Marketing psychology (and data) tells us that the more individual engagement points people have with your brand, the more likely they are to convert. By taking them down through your funnel step by step giving value and then making a “small ask” before you ask for the big thing like purchasing your course, you’ll dramatically lower your cost per sale and most importantly increase your ROAS.
Here’s an example of tripwire copy:
A few things to notice here…
- We kept the brand messaging theme consistent
- We solved any objections or concerns about the price while avoiding the use of the word “FREE” as Facebook tends to frown on that style of terminology and it debatably devalues your offer
- Added a little humor into the copy and creative to keep it light and natural without pushing any boundaries on Facebook’s Ad Policies
- Inserted a clear, concise call to action that tells them what they need to do and sets the expectation that they will need to provide an email
Bottom Of Funnel = Hot Audience
And finally, in the bottom of your funnel lies the “hot audience”. This audience is filled with both people who have converted from your lower level offers and your superfans that have purchased products in the past. It’s where most of your ‘retargeting’ will take place.
You know when you’re looking at a product online and you add the product to the ‘cart’ and then 5 minutes later you get an ad on Facebook like “Hey, did you forget something? Return to your cart and use this 10% off coupon!” Well, that’s considered a bottom of funnel ad in Facebook lingo.
This is where it’s most effective to make those high-end/high-dollar offers.
I.e. They’ve expressed interest by viewing the content on a specific product page or even added that product to the cart as mentioned above in an example – this information is vital because it allows you to segment your ad sets (audiences) and show only the most relative offers.
If you’ve got 4, 8 and 12 week programs and someone adds the 8 week program to the cart but doesn’t purchase, they have essentially told you which product they are interested in.
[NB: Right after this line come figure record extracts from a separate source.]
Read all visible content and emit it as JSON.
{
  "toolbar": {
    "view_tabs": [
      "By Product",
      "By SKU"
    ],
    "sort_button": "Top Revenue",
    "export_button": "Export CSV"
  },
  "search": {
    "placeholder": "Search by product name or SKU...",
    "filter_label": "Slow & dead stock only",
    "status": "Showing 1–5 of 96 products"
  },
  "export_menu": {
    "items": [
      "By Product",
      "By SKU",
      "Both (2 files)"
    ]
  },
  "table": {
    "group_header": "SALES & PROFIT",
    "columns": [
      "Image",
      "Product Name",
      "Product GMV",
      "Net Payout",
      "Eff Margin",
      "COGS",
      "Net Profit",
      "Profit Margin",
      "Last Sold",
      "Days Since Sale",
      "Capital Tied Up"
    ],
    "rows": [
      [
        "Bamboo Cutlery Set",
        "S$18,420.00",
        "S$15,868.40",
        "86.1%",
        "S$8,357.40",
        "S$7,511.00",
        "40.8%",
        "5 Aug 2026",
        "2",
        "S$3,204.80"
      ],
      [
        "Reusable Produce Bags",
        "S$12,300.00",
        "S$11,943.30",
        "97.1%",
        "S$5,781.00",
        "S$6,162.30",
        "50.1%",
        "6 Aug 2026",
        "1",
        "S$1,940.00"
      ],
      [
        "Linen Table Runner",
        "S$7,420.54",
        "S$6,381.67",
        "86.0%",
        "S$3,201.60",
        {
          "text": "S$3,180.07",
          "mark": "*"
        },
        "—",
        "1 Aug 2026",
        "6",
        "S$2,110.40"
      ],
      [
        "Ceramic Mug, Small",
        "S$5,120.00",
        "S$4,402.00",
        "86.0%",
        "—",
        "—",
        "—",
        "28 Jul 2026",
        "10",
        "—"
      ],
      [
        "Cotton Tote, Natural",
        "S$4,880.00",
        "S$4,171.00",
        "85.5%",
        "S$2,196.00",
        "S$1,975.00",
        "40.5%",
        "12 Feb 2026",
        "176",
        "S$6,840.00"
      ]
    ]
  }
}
With this information you should only show them an offer for the exact product they expressed interest for.
Also, if you want to go deeper into the targeting you can consider a flow like:
- Show a full price offer to people that added to cart in the last 3 days
- Show a discounted offer to people that added to cart 3-7 days ago
- Show a large discount, plus a bonus to people that added to cart 7-14 days ago
The ideology here is that if someone very recently expressed a strong interest (like adding your product to the cart) they are very likely to buy, so save yourself the 20% (or whatever your discount is) by first offering it full price first because they very well might purchase it at that price. Then you can layer down, sweetening the offer as time goes on, testing different approaches to entice them into buying.
Note: be sure to exclude a custom audience of people that purchased, otherwise you’ll be wasting money.
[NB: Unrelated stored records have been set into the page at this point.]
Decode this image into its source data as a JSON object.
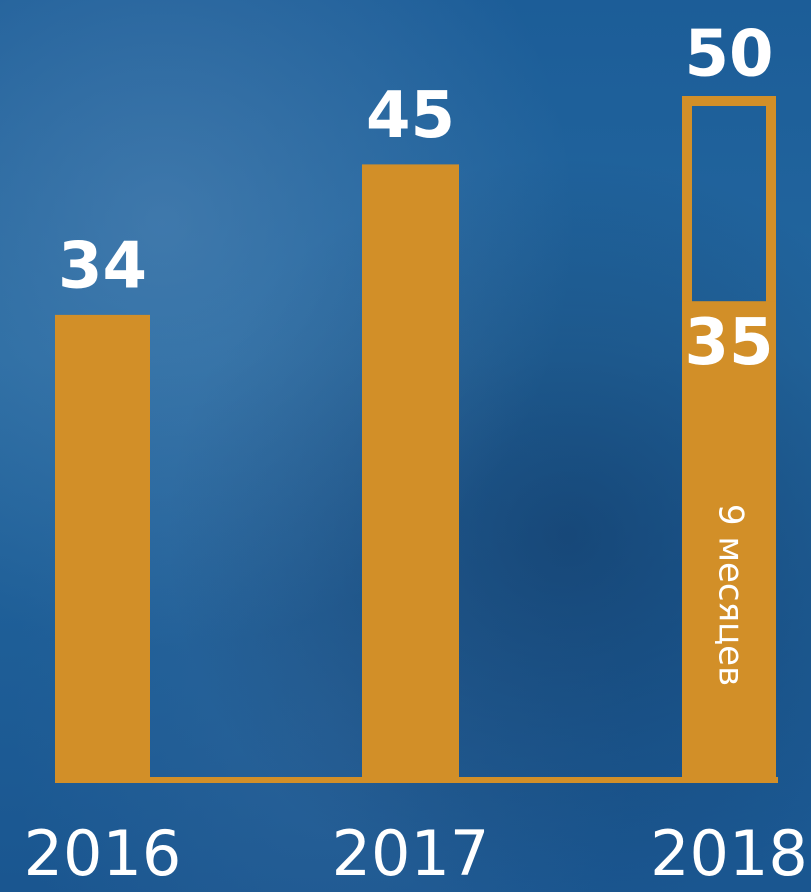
{
  "chart_data": {
    "type": "bar",
    "categories": [
      "2016",
      "2017",
      "2018"
    ],
    "values": [
      34,
      45,
      35
    ],
    "outline_values": [
      null,
      null,
      50
    ],
    "color": "#d28f28",
    "ylim": [
      0,
      50
    ],
    "annotation": "9 месяцев"
  }
}
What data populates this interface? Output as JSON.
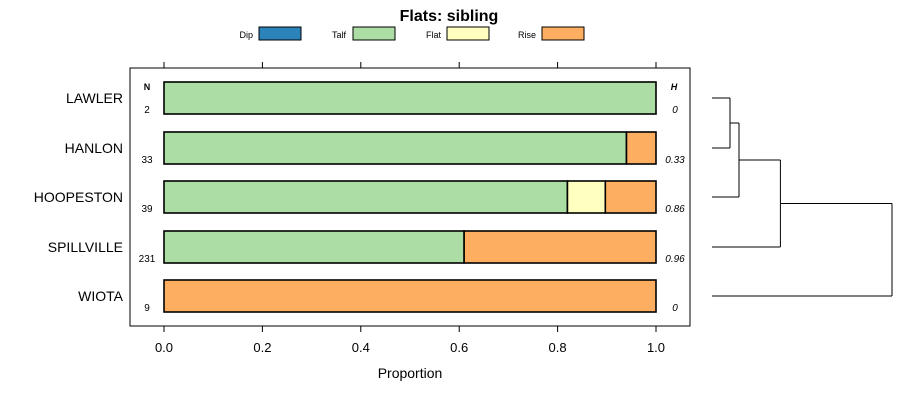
{
  "chart_data": {
    "type": "stacked-bar-horizontal",
    "title": "Flats: sibling",
    "xlabel": "Proportion",
    "ylabel": "",
    "xlim": [
      0,
      1
    ],
    "x_ticks": [
      0.0,
      0.2,
      0.4,
      0.6,
      0.8,
      1.0
    ],
    "x_tick_labels": [
      "0.0",
      "0.2",
      "0.4",
      "0.6",
      "0.8",
      "1.0"
    ],
    "legend": {
      "placement": "top",
      "entries": [
        {
          "name": "Dip",
          "color": "#2b83ba"
        },
        {
          "name": "Talf",
          "color": "#abdda4"
        },
        {
          "name": "Flat",
          "color": "#ffffbf"
        },
        {
          "name": "Rise",
          "color": "#fdae61"
        }
      ]
    },
    "n_header": "N",
    "h_header": "H",
    "categories": [
      "LAWLER",
      "HANLON",
      "HOOPESTON",
      "SPILLVILLE",
      "WIOTA"
    ],
    "n_values": [
      "2",
      "33",
      "39",
      "231",
      "9"
    ],
    "h_values": [
      "0",
      "0.33",
      "0.86",
      "0.96",
      "0"
    ],
    "series": [
      {
        "name": "Dip",
        "values": [
          0,
          0,
          0,
          0,
          0
        ]
      },
      {
        "name": "Talf",
        "values": [
          1.0,
          0.94,
          0.82,
          0.61,
          0
        ]
      },
      {
        "name": "Flat",
        "values": [
          0,
          0,
          0.077,
          0,
          0
        ]
      },
      {
        "name": "Rise",
        "values": [
          0,
          0.06,
          0.103,
          0.39,
          1.0
        ]
      }
    ],
    "dendrogram": {
      "merges": [
        {
          "a": "LAWLER",
          "b": "HANLON",
          "height": 0.1
        },
        {
          "a": "LAWLER+HANLON",
          "b": "HOOPESTON",
          "height": 0.15
        },
        {
          "a": "LAWLER+HANLON+HOOPESTON",
          "b": "SPILLVILLE",
          "height": 0.38
        },
        {
          "a": "LAWLER+HANLON+HOOPESTON+SPILLVILLE",
          "b": "WIOTA",
          "height": 1.0
        }
      ]
    }
  }
}
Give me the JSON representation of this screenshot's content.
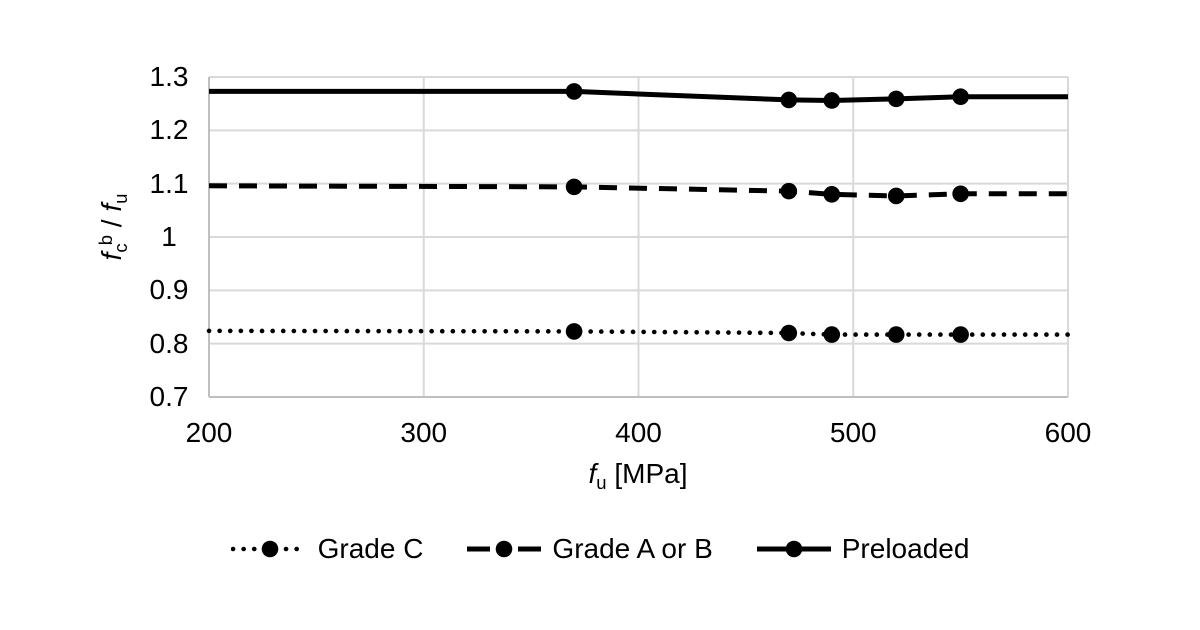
{
  "colors": {
    "series": "#000000",
    "grid": "#d9d9d9",
    "axis": "#bfbfbf",
    "text": "#000000",
    "background": "#ffffff"
  },
  "labels": {
    "y_title": {
      "base1": "f",
      "sub1": "c",
      "sup1": "b",
      "sep": " / ",
      "base2": "f",
      "sub2": "u"
    },
    "x_title": {
      "base": "f",
      "sub": "u",
      "unit": " [MPa]"
    }
  },
  "legend": {
    "position": "bottom-center",
    "items": [
      {
        "label": "Grade C",
        "style": "dotted"
      },
      {
        "label": "Grade A or B",
        "style": "dashed"
      },
      {
        "label": "Preloaded",
        "style": "solid"
      }
    ]
  },
  "chart_data": {
    "type": "line",
    "title": "",
    "xlabel": "fu [MPa]",
    "ylabel": "fcb / fu",
    "xlim": [
      200,
      600
    ],
    "ylim": [
      0.7,
      1.3
    ],
    "x_ticks": [
      "200",
      "300",
      "400",
      "500",
      "600"
    ],
    "y_ticks": [
      "1.3",
      "1.2",
      "1.1",
      "1",
      "0.9",
      "0.8",
      "0.7"
    ],
    "grid": true,
    "legend_position": "bottom",
    "series": [
      {
        "name": "Grade C",
        "style": "dotted",
        "color": "#000000",
        "line_x": [
          200,
          370,
          470,
          490,
          520,
          550,
          600
        ],
        "line_y": [
          0.824,
          0.823,
          0.82,
          0.817,
          0.817,
          0.817,
          0.817
        ],
        "marker_x": [
          370,
          470,
          490,
          520,
          550
        ],
        "marker_y": [
          0.823,
          0.82,
          0.817,
          0.817,
          0.817
        ]
      },
      {
        "name": "Grade A or B",
        "style": "dashed",
        "color": "#000000",
        "line_x": [
          200,
          370,
          470,
          490,
          520,
          550,
          600
        ],
        "line_y": [
          1.096,
          1.094,
          1.086,
          1.08,
          1.077,
          1.081,
          1.081
        ],
        "marker_x": [
          370,
          470,
          490,
          520,
          550
        ],
        "marker_y": [
          1.094,
          1.086,
          1.08,
          1.077,
          1.081
        ]
      },
      {
        "name": "Preloaded",
        "style": "solid",
        "color": "#000000",
        "line_x": [
          200,
          370,
          470,
          490,
          520,
          550,
          600
        ],
        "line_y": [
          1.273,
          1.273,
          1.257,
          1.256,
          1.259,
          1.263,
          1.263
        ],
        "marker_x": [
          370,
          470,
          490,
          520,
          550
        ],
        "marker_y": [
          1.273,
          1.257,
          1.256,
          1.259,
          1.263
        ]
      }
    ]
  }
}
Here’s an example of the copy framework for a bottom of funnel ad:
Essentially, the framework is like:
- Problem Question
- Answer the Problem Questions
- Origin Story
- Make the Offer
- Bullet Point Benefit List
- Call To Action
As we’ve said, this isn’t a “rule all framework”, it’s important that with every single offer you present you test various sets of copy and creative.
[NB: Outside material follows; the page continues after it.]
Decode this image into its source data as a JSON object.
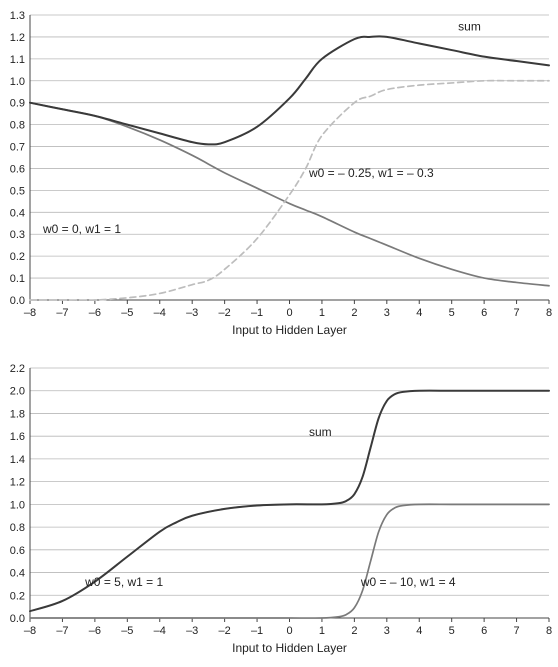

If you have one takeaway from this article please make it this: Build your ad sets based on specific actions people have (or haven’t) taken and write your ad copy towards that individual person. The data will help you understand what level they are at and the likelihood they will actually purchase.
Additionally, focus on how it will change their circumstances and you’ll convert more people and change more lives.